My classroom at lunch is typically a cacophony of teenage sounds. Shrieks about hangman clues, laughter that spills into the hallways, bitter rants about schedules or rules, quiet giggles over Instagram reels, outspoken conversations about everything ranging from trans rights to how much COVID has forever virally impacted us.
Over the years, so many students have spilled in and out of my classroom at lunch. Those introverted immigrants too afraid to try English, hiding in the back corner of my room with their Chromebooks watching YouTube clips of soap operas or music videos from back home. Those outgoing misfit groups who just want a place to do handstands or speak their own languages at the tops of their lungs. Those kids, always those kids who need a place to eat lunch, crying and laughing and singing and just.
Living.
My classroom at lunch was just a shadow of its former self today. Rio, my baby, sat in her usual spot in the back of the room, no friends surrounding her as she popped in her headphones and watched her videos. My colleague did the same at the desk she shared with me. Mythili had already gone home, too distraught and exhausted to even speak to her friends.
Instead, a string of teary-eyed bodies entered and exited, their voices caught in their throats, their arms open for sobbing, open-hearted embraces that lasted seconds, minutes…
“I guess it’s better to be here than at home because my mom couldn’t stop crying this morning.”
“I’ve never really dealt with death, so I don’t even know how I’m supposed to react or feel right now.”
“Remember that time when she…”
“When was the last time you saw her?”
“If we ditch class, I just need to call my mom, and we have to be back for rehearsal. I’m glad we’re just reading lines today and I don’t have to act out a scene with Percy Jackson with tears streaming down my face.”
The hugs continue, the voices whisper, the tears disappear, and lunch comes to its usual end with the clock and the bell. No one smiles. No one looks back. No one in the hallway knows as that shuffling-to-class cacophony fills our ears and our broken hearts with the unwelcoming sounds of blissful ignorance.

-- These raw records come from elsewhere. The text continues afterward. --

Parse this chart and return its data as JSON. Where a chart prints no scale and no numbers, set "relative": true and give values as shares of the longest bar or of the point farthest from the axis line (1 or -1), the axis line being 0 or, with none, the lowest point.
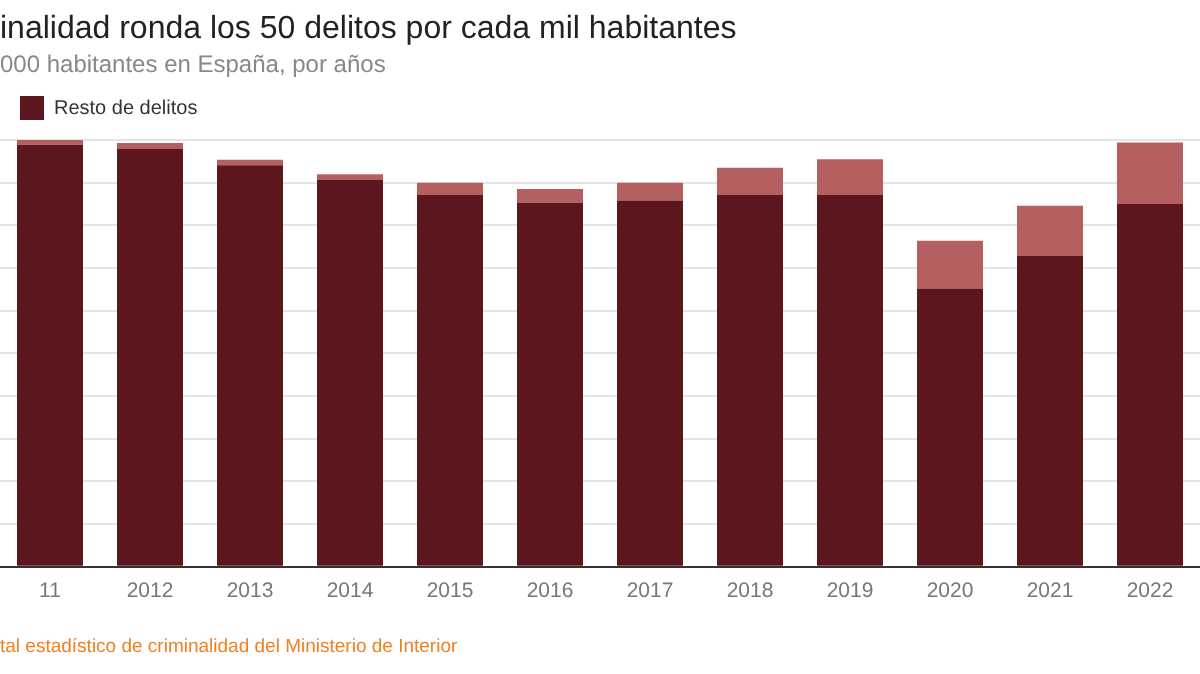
{
  "chart_data": {
    "type": "bar",
    "title": "inalidad ronda los 50 delitos por cada mil habitantes",
    "subtitle": "000 habitantes en España, por años",
    "annotations": [
      "tal estadístico de criminalidad del Ministerio de Interior"
    ],
    "categories": [
      "11",
      "2012",
      "2013",
      "2014",
      "2015",
      "2016",
      "2017",
      "2018",
      "2019",
      "2020",
      "2021",
      "2022"
    ],
    "stacked": true,
    "relative": true,
    "grid": "y",
    "legend": "top left",
    "series": [
      {
        "name": "Resto de delitos",
        "color": "#5e161e",
        "values": [
          0.989,
          0.979,
          0.941,
          0.906,
          0.871,
          0.853,
          0.858,
          0.871,
          0.871,
          0.652,
          0.728,
          0.85
        ]
      },
      {
        "color": "#b56060",
        "values": [
          0.011,
          0.014,
          0.013,
          0.014,
          0.029,
          0.032,
          0.042,
          0.064,
          0.084,
          0.112,
          0.118,
          0.144
        ]
      }
    ]
  }
}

And me? I still have three classes to teach to my Newcomers after a morning of running around testing various students on their national English proficiency exam, meanwhile making adaptations to lessons for my co-teachers, planning for my own classes, and responding to the string of emails about finding a new home for this boy who has lived with us for the past two years.
The weight of the words, the weight of the lack of words, from my classroom at lunch sits with me all afternoon as we learn about our favorite weather and I try, in the simplest English possible, to explain to my Arabic-speaking Sudanese and Yemeni immigrants the history of Martin Luther King, slavery, and the horrors of America. (Always a combination of cultural understanding and functional English, teaching Newcomers).
When I come home, Mythili won’t even look at me or talk to me. She hasn’t called her therapist as I asked her to do. She’s ready to go to her Noodles and Company job and screams at me to get out of her room and I just walk out and let her go to work without saying goodbye because what if I were to retaliate and when I wake up in the morning and go into her room, I find her dead, just like her friend’s mother did yesterday?
The friend in this picture, the truly lost soul.

My classroom at lunch was too quiet today.
Quiet doesn’t capture it. Quiet doesn’t capture the months between this photo and now when Mythili and her friends begged her to get help. To go to therapy. To rehab. When time and time again, she refused.
When her mother told me, “Everything about this stage in her life is ugly. Her clothes are ugly. Her attitude is ugly. Her grades are ugly. It’s just ugly.” And I wanted to shake her and tell her to shut up and to stop thinking of her kid that way. But I didn’t know her, and I didn’t. I didn’t do a thing, a goddamn thing.
When, a few months back, Mythili and her friends tried to set boundaries, telling her that she couldn’t use only her friends for therapy, she took too many drugs, ended up in the hospital, and her first reaction after her release was to explicitly threaten Mythili, promising to track her down and tear her from limb to limb.
Silence in all these months, Mythili doing the only things she could do–blocking her from her social media, filing an unfulfilled protective order against her, removing her from her contacts.
But you can’t block your memories. You can’t block out all those nights Mythili spent at her house, trying to console her, trying to convince her not to take any more drugs, trying to be all the love in the world that she felt she never had.
You can’t block that cacophony of heartbreak that will come into your classroom at lunch.
All these fragile and broken souls and all that they carry with them and all that they will see and do and witness in this awful world we’ve thrown at them.
You can’t bring her back. You can’t bring back the words. The friendship. The torment.
You can only hope to see that smile on your daughter’s face again. That childlike smile of pure joy that was lost for so long. You can only hope for peace in her heart, for friendships that will build her up instead of breaking her down, for the happy, jubilant voices of hope that fill a room.
That once filled my classroom at lunch.
How awful, and yet in my experience, like yours, such a tragedy is a part of teaching—at least secondary teaching—in this unbalanced world of ours. How much worse, to have the child be near one of your own. Sending hugs.
Thank you. It has been a very difficult year to say the least.